The article is about labour market which is a topic in microeconomics and affirms that for too many people, the job market is actually not working (Betsey n.pag). The article confirms that Unites States economy is characterized by many people who are not working and are not even interested in finding work, this happens despite the economy experiencing job growth (Betsey n.pag). It is clear that in any economy most people may not participate in labour market purely because of lack of proper and requisite education qualification like Bachelor degree. Significantly, occupational licensing has also been one of the barriers to employment; this is because such procedures subjects people to lengthy and cumbersome processes before getting into employment, this discourages many individuals.

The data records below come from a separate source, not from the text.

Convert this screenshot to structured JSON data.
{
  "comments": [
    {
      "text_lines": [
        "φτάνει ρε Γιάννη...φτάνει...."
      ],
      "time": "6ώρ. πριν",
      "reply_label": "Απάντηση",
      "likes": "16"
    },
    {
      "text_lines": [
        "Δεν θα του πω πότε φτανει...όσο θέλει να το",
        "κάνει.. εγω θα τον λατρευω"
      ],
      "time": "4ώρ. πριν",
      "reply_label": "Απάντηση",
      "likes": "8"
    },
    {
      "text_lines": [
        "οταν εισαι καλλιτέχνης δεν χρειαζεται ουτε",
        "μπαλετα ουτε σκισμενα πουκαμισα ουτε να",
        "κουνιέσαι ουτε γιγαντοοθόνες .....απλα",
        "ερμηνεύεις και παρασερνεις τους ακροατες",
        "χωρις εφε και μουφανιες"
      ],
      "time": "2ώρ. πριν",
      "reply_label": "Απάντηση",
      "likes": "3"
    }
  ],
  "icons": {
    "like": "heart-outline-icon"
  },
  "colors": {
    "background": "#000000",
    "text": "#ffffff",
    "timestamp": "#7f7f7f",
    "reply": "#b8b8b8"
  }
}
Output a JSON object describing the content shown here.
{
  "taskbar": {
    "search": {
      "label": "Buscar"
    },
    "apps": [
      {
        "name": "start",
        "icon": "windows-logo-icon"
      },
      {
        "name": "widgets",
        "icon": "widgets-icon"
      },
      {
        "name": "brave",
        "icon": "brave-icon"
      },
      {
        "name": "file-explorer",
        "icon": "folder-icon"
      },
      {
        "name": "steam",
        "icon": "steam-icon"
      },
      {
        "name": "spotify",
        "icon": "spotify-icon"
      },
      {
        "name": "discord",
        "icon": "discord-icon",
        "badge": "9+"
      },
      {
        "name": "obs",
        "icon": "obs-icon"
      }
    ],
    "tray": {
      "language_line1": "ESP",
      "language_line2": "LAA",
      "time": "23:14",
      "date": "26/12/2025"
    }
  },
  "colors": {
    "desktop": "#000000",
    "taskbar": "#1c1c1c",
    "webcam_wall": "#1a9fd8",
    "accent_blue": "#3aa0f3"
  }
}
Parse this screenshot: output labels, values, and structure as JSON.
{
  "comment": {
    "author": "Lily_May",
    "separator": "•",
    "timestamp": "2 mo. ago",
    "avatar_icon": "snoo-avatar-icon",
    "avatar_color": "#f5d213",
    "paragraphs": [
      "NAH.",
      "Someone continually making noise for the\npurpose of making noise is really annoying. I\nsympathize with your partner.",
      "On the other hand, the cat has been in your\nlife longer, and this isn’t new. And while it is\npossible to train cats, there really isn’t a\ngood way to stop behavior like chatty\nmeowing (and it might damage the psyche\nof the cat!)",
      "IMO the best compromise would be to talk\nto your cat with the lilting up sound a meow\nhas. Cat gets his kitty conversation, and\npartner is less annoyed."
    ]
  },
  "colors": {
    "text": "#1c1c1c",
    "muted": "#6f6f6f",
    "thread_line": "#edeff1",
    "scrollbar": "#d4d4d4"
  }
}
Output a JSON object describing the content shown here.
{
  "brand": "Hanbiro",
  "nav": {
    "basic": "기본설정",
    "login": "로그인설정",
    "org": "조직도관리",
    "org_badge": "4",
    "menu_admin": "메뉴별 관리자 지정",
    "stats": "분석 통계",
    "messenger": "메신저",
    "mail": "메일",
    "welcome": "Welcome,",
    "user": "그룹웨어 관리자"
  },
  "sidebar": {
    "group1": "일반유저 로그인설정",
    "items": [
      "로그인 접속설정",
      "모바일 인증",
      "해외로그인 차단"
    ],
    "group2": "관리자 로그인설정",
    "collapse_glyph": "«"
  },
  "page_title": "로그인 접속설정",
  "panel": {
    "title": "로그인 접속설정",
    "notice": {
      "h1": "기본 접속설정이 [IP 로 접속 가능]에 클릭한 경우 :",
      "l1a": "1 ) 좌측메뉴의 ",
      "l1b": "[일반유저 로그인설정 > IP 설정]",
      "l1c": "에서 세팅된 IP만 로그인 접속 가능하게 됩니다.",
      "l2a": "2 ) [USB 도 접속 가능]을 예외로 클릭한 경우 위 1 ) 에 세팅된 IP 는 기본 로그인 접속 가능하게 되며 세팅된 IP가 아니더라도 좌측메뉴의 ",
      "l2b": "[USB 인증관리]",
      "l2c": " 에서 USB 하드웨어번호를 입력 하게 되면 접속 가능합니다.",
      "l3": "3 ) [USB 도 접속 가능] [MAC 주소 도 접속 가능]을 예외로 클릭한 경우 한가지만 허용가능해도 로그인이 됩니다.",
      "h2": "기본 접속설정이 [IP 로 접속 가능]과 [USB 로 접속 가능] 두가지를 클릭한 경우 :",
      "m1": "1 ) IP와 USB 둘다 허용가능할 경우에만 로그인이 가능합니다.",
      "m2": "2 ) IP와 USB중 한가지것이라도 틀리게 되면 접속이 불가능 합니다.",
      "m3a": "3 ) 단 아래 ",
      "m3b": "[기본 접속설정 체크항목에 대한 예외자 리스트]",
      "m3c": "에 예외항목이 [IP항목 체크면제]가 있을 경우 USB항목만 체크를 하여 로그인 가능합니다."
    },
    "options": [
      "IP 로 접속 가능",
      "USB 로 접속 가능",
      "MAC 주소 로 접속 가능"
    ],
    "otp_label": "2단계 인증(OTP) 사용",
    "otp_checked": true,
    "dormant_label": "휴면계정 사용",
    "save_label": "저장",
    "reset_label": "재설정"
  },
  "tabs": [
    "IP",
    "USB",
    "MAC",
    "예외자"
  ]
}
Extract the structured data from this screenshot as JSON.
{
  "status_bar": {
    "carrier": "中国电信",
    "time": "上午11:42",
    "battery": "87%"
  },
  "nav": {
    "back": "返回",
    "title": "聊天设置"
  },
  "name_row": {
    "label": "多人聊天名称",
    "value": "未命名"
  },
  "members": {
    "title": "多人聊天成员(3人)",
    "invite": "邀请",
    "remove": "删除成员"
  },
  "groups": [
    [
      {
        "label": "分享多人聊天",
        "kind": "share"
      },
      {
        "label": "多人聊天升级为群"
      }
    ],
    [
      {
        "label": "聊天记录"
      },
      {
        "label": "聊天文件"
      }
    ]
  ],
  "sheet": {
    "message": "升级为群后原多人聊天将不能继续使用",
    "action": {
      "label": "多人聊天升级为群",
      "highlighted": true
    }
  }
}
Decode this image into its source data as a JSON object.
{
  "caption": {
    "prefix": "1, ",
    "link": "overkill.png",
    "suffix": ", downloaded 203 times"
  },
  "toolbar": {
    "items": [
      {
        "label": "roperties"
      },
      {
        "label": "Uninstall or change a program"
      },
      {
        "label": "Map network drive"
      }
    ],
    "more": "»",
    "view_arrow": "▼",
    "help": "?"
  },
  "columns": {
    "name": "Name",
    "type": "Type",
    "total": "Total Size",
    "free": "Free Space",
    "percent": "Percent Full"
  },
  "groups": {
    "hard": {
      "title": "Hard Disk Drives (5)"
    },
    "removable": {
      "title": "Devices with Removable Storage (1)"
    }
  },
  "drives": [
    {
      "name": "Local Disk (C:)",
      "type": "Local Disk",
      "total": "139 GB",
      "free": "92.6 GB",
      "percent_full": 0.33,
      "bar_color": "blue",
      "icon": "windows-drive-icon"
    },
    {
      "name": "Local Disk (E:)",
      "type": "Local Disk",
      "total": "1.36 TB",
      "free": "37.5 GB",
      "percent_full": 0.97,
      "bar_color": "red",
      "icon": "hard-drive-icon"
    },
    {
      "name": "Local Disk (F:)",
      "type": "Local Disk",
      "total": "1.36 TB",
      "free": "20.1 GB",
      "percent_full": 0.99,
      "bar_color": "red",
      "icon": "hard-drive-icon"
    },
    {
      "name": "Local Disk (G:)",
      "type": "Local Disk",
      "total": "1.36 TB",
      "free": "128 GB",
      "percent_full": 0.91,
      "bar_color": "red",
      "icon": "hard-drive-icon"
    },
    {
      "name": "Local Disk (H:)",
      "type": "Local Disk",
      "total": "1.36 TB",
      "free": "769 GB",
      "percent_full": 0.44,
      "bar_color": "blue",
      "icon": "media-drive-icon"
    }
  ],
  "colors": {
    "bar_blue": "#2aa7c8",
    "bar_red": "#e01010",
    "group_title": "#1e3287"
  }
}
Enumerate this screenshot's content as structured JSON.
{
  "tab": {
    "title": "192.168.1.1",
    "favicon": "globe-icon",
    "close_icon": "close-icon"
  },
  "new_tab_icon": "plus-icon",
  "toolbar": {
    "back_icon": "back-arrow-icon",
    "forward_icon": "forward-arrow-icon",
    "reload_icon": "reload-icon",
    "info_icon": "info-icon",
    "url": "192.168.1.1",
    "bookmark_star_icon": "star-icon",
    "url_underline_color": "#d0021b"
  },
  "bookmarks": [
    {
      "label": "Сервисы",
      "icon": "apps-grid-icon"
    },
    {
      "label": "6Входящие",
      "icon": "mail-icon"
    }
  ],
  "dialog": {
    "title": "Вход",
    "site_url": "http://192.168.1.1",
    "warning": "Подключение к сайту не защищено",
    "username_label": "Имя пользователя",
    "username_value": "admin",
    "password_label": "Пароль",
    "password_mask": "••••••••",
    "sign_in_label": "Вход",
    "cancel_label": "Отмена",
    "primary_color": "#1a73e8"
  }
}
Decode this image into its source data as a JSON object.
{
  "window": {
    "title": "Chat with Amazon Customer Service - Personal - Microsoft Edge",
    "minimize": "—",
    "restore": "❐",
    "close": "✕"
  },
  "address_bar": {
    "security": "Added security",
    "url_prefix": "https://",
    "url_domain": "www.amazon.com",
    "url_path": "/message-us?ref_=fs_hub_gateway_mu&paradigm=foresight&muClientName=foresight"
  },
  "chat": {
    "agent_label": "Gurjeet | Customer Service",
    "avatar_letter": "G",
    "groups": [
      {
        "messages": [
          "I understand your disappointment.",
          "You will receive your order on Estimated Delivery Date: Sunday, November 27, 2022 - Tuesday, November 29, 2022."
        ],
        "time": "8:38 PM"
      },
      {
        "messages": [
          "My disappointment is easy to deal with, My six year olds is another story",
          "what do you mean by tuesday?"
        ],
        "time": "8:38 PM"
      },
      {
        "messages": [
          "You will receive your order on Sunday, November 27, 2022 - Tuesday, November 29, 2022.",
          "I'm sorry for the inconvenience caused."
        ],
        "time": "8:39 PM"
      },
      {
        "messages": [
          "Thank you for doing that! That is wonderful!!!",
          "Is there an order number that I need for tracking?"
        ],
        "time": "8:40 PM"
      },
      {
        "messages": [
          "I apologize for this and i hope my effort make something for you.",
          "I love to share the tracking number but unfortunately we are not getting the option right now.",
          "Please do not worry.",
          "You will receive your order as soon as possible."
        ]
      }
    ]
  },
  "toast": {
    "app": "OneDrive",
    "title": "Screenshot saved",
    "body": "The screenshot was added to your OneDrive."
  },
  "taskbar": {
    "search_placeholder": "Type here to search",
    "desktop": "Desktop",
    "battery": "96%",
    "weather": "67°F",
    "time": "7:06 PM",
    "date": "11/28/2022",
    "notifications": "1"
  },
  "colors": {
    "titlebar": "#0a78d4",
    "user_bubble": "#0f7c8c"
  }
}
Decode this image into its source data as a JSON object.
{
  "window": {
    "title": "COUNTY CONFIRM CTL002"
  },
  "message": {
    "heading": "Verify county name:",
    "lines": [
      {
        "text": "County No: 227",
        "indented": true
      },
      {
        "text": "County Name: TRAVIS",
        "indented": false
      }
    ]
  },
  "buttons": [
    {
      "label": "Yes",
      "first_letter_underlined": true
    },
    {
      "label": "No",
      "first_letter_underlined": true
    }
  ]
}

In microeconomics labour supply comes from individual choices and the time they allocate for work, it is affirmed that as real wage increases then individuals and households supply more working hours to the market and promote participation in the labour market. This has an effect of increasing supply of labour to the market including workers in industries, firms and business enterprises. Notably, the labour supply curve is often shifted by alteration in wealth meaning that a wealthier household would supply less labour to the market at a given real wage. Moreover, demands for labour comes from firms and as real wage increases, marginal cost of hiring workers increases and firms will try to limit their labour demand or limit working hours. On the other hand, if people become more productive then the shift is likely to shift to the right revealing that demand for labour would considerably increase at a given real wage.
Betsey Stevenson. United States Economy: For Too Many, the Job Market Isn’t Working.